ENCUENTRA TU MONTURA

Hay una montura perfecta para cada cara, y encontrarla es más fácil de lo que parece.

Solo necesitás un espejo y unos minutos. Esta guía te ayuda a entender tu forma, tu talla y cómo elegir con criterio.

Paso 1

Conoce tus rasgos

Identificar tu forma de cara es el primer paso para encontrar unas gafas que te sienten de diez. Aquí las cinco más comunes.

Cara Ovalada

Más larga que ancha, con ángulos suaves y mandíbula ligeramente más estrecha que la frente. La más versátil — casi cualquier montura te funciona.

Si tienes cara ovalada, el mundo es tuyo. Experimenta con formas, colores y tamaños sin restricciones.

Para ti

Monturas cuadradas y rectangulares para marcar los pómulos. Anímate con colores vivos y formas llamativas.

Cara Redonda

Tan ancha como larga, con mejillas llenas y mandíbula redondeada. Muy simétrica y equilibrada.

Las monturas angulares añaden estructura y estilizan, haciendo que la cara parezca más larga y definida.

Para ti

Monturas cuadradas o rectangulares con colores llamativos. Evita las redondas — las anchas te estilizan especialmente bien.

Cara Cuadrada

Mandíbula marcada y angulosa, con frente y mandíbula de ancho similar. Una forma muy definida que proyecta carácter.

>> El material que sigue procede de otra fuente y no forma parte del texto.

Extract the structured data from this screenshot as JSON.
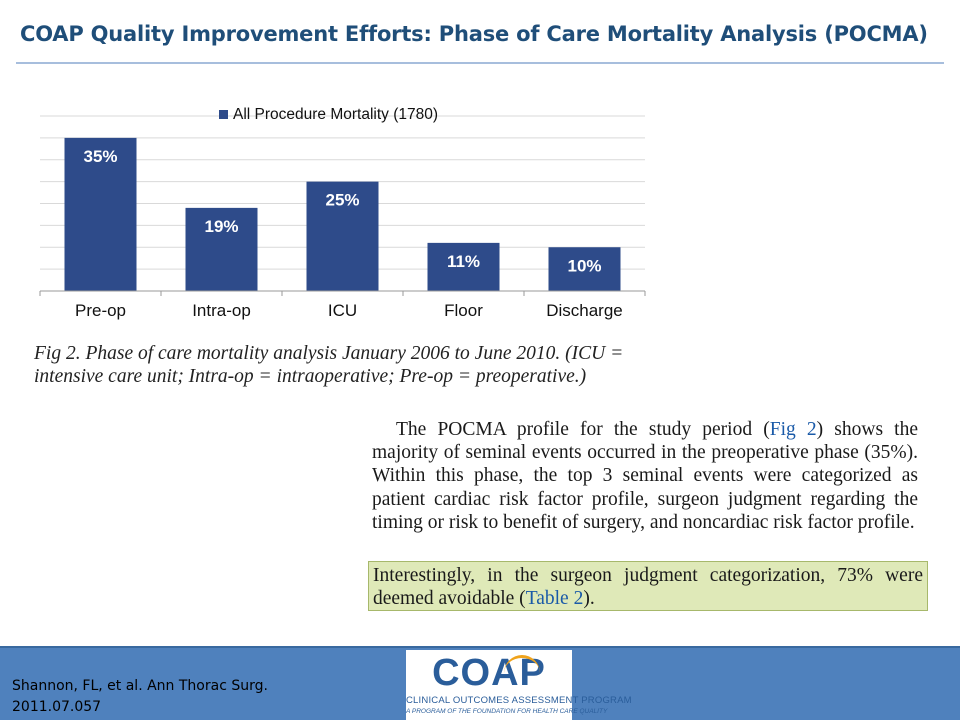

Las monturas curvas suavizan los ángulos y aportan contraste, equilibrando la estructura del rostro.

Para ti

Monturas redondas u ovaladas con puentes altos. Suavizan la mandíbula y llevan la atención a los ojos.

Cara Rectangular

Similar a la ovalada pero más alargada y estrecha. Mandíbula elegante y fina, con proporciones verticales marcadas.

Las monturas anchas crean un contrapunto visual que equilibra el conjunto.

Para ti

Monturas anchas y redondeadas con cristales grandes. El cat-eye y el aviator también añaden anchura visual al rostro.

Cara Diamante

Pómulos prominentes y anchos, con frente y mandíbula más estrechas. Una de las formas más fotogénicas.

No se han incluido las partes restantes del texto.